The woman co-hosting Johnson’s reception through the Ambassadors Group, a nonprofit support initiative, is Maxine Willis, who hopes the next homecoming will answer a prayer. Her son, Mario Willis, is serving year 12 of a 30-year minimum sentence for the 2008 blaze that killed firefighter Walter Harris.
“The reason that you see all this here,” she later says, near basement shelves of court files, “is that it’s heart-wrenching to have a child in prison. But I didn’t just want to be a mother who said, ‘My child didn’t do this.’ I wanted to show it through evidence and facts.”

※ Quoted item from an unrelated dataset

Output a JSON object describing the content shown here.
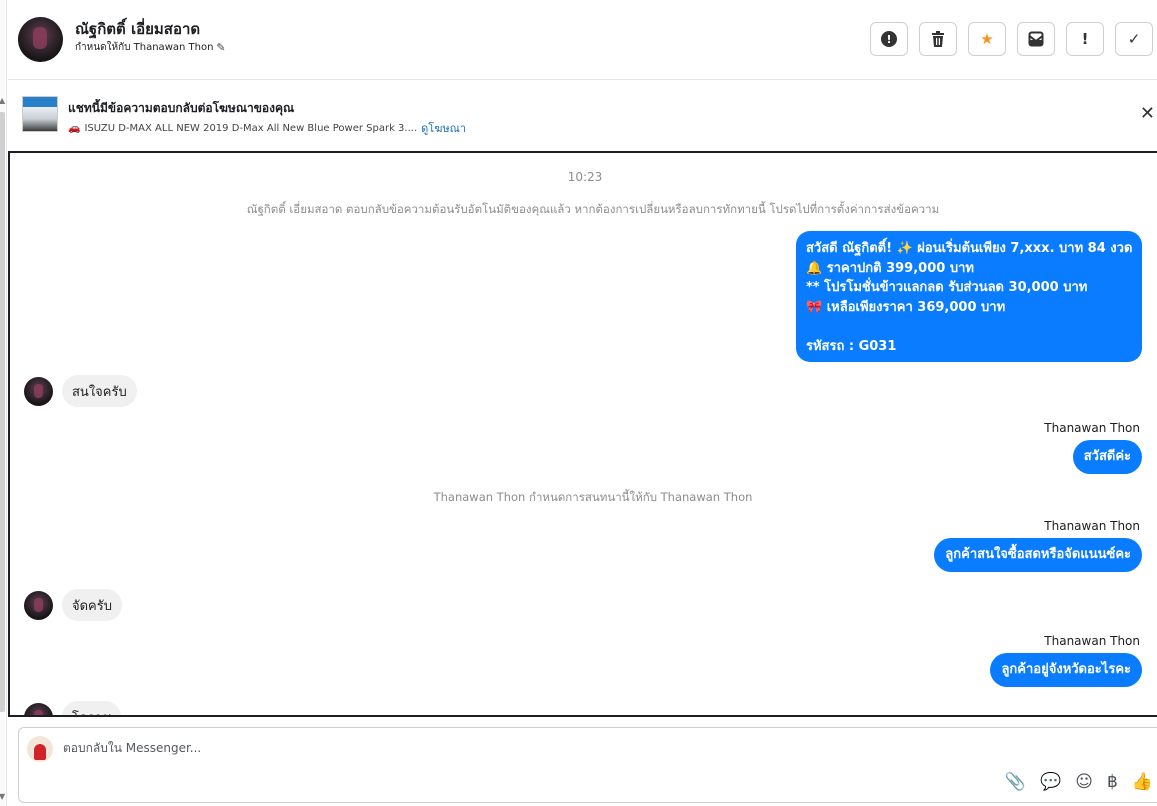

Convicted in what prosecutors framed as an arson-for-insurance money scheme at 7418 East Kirby St. in Detroit, Mario Willis and his advocates await a judge’s decision, following a motion that could win his freedom. The filing includes disturbing claims of coercion and suppressed evidence while Willis was painted as villain in a crime widely regarded as one of Detroit’s worst of the decade.
“I’ve been looking forward to having the opportunity to tell my story and have this false narrative changed,” he says from Saginaw Correctional Facility during a telephone call with Metro Times.